I'm on my own again today. My husband has headed back to work for another shift of a month or so. This is always the hardest day(besides the day we wait around for him to come home) for us because we have to try and get back to 'normal'. Its pretty bad that I refer to it as normal, I suppose, but he is away more than he's home. The kids are always hyped up when he's on days-off and we do extra fun things that we wait for him to be home for. The housework, especially laundry, seems to suffer when we're on 'days-off' and so in getting back to normal all these things need to be caught up on. It doesn't help that today is one of those grey dreary days(a day I refer to as a BC day) so we're cooped up in the house. We're all still in our jammies and the kids are watching movies. I, on the other hand, have been playing catch up- laundry, vacuuming, washing the floor, dusting, unloading/loading the dishwasher, making granola and talking to my dear friend on the phone.

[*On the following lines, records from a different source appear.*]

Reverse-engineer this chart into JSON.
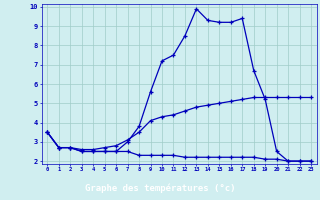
{
  "x_ticks": [
    0,
    1,
    2,
    3,
    4,
    5,
    6,
    7,
    8,
    9,
    10,
    11,
    12,
    13,
    14,
    15,
    16,
    17,
    18,
    19,
    20,
    21,
    22,
    23
  ],
  "line1_x": [
    0,
    1,
    2,
    3,
    4,
    5,
    6,
    7,
    8,
    9,
    10,
    11,
    12,
    13,
    14,
    15,
    16,
    17,
    18,
    19,
    20,
    21,
    22,
    23
  ],
  "line1_y": [
    3.5,
    2.7,
    2.7,
    2.5,
    2.5,
    2.5,
    2.5,
    3.0,
    3.8,
    5.6,
    7.2,
    7.5,
    8.5,
    9.9,
    9.3,
    9.2,
    9.2,
    9.4,
    6.7,
    5.2,
    2.5,
    2.0,
    2.0,
    2.0
  ],
  "line2_x": [
    0,
    1,
    2,
    3,
    4,
    5,
    6,
    7,
    8,
    9,
    10,
    11,
    12,
    13,
    14,
    15,
    16,
    17,
    18,
    19,
    20,
    21,
    22,
    23
  ],
  "line2_y": [
    3.5,
    2.7,
    2.7,
    2.6,
    2.6,
    2.7,
    2.8,
    3.1,
    3.5,
    4.1,
    4.3,
    4.4,
    4.6,
    4.8,
    4.9,
    5.0,
    5.1,
    5.2,
    5.3,
    5.3,
    5.3,
    5.3,
    5.3,
    5.3
  ],
  "line3_x": [
    0,
    1,
    2,
    3,
    4,
    5,
    6,
    7,
    8,
    9,
    10,
    11,
    12,
    13,
    14,
    15,
    16,
    17,
    18,
    19,
    20,
    21,
    22,
    23
  ],
  "line3_y": [
    3.5,
    2.7,
    2.7,
    2.5,
    2.5,
    2.5,
    2.5,
    2.5,
    2.3,
    2.3,
    2.3,
    2.3,
    2.2,
    2.2,
    2.2,
    2.2,
    2.2,
    2.2,
    2.2,
    2.1,
    2.1,
    2.0,
    2.0,
    2.0
  ],
  "xlim": [
    -0.5,
    23.5
  ],
  "ylim": [
    1.85,
    10.15
  ],
  "yticks": [
    2,
    3,
    4,
    5,
    6,
    7,
    8,
    9,
    10
  ],
  "xlabel": "Graphe des températures (°c)",
  "bg_color": "#d0eef0",
  "line_color": "#0000bb",
  "grid_color": "#a0ccc8",
  "label_bar_color": "#0000bb",
  "label_text_color": "#ffffff"
}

Many people ask me how I do it. How I run a house, raise my kids and look after animals while my husband works away. Obviously it isn't the ideal situation. But truly what is the ideal situation? Having a husband who works 9-5 at a job he hates? Or having to get a job myself because we can't make ends meet on one salary? While this may not be the ideal situation I am very lucky to be able to stay at home and raise my children rather than have them raised by a daycare or a babysitter. So how do I do it? I just do. Sure, I'm tired at the end of the day(who isn't?) and there are days I just wish someone could spell me off so I could go grocery shopping by myself but we all have to make sacrifices in life and this just happens to be one of them. I am thankful for a husband who is willing to live away from home to make sure that our family is properly provided for because if it wasn't for his drive and determination to provide for his family, I would probably be working too and watching someone else raise my daughter and son and that thought makes me ill.

1 comment:

  1. You rock Maya!!!! You do some crazy amazing things!!!